Stealing with the Eyes by Will Buckingham

Stealing with the Eyes by Will Buckingham

Author:Will Buckingham [Buckingham, Will]
Language: eng
Format: epub
Tags: Travel, General, Asia, Southeast, Social Science, Anthropology, Cultural & Social, Biography & Autobiography, Personal Memoirs
ISBN: 9781909961432
Google: cg9eDwAAQBAJ
Publisher: Haus Publishing
Published: 2018-09-15T04:14:12+00:00


When they discovered me on my sickbed the following morning, Ibu Lin and Bapak Rerebain were concerned. Bapak Rerebain said he would accompany me to the village clinic, so that I could be treated for my illness. Later that morning, having sent a messenger down to tell Abraham that I would not be able to come and see him as planned, Bapak Rerebain led me up the hill to a small, neat building on the edge of the village. There was a well-tended fenced garden outside, with a sculpture of Our Lady of Fatima on a plinth. The Virgin gazed towards the heavens with a look of bored piety. Bapak Rerebain knocked on the door of the clinic. There did not seem to be anyone about. He knocked again. Eventually a tiny, wizened little nun appeared, dressed in immaculately starched white.

She gave me a gappy smile. ‘Selamat datang!’ she said.

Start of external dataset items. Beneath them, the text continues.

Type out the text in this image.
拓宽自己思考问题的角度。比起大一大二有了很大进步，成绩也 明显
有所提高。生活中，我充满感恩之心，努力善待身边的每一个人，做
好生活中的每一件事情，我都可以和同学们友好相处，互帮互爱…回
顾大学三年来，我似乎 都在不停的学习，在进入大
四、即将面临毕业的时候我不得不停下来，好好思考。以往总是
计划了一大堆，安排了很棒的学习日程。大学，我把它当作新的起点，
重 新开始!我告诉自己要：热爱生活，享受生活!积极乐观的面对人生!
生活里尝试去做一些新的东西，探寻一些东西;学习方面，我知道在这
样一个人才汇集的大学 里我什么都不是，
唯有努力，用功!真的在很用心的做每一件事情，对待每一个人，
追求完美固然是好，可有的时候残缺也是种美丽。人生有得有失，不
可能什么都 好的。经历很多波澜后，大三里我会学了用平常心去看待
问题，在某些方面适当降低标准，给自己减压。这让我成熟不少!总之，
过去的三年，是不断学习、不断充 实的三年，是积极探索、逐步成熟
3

Welcome. Then she led us into her consultancy room.

The room was small and dingy, without much light. Unlabelled bottles of potion were lined up on the shelves. The nun sat opposite me, swinging her legs.

‘Poor thing,’ she said reflectively. Then she beamed at me with a look of undiluted kindness.

I smiled back feebly.

The nun turned to Bapak Rerebain. ‘Is he ill?’ she asked.

‘He is,’ said Bapak Rerebain. I let him answer for me. I hadn’t got much appetite for conversation. In fact, I hadn’t got much appetite for anything at all.

‘What’s wrong with him?’

Bapak Rerebain indicated I should speak. ‘My stomach,’ I said.

The little nun’s face lit up. ‘He speaks Indonesian!’ she exclaimed, delighted. She turned to me. ‘So, you have a bad stomach?’

‘Yes,’ I said.

‘He also has a fever,’ Bapak Rerebain added.

‘Are you dizzy?’

I nodded. The nun put her hand to my forehead. From the expression of worry on his face, it looked as if Bapak Rerebain did not believe I would last until sunset. The nun took my wrist, feeling for a pulse. She appeared satisfied.

‘I have medicine for you,’ she said. ‘It will make you well.’

I smiled in thanks. The nun reached up to the shelf and ran her finger along the line of jars. She selected a bottle of murky blue potion plugged with a grubby cork, and placed it on the table. Then she took down a rusting Golden Virginia tobacco tin.

‘This will make you better,’ she said. Her smile was sweet and artless.

She prised the lid off the tin. Inside, lying on a bed of cotton wool, was a syringe. She carefully removed the syringe from the tin and began to fill it with the blue liquid.

Bapak Rerebain smiled reassuringly at me. ‘She has very good medicine here,’ he said. ‘It will make you better.’

My mind was working slowly. It took me a few moments to realise what was happening. I thought about HIV. I thought about hepatitis. I thought about God-knows-what kind of blood-borne diseases.

‘No,’ I mumbled, ‘no injections.’

The nun pretended not to hear. She withdrew the syringe from the bottle and squirted a bit of potion into the air, a blue arc.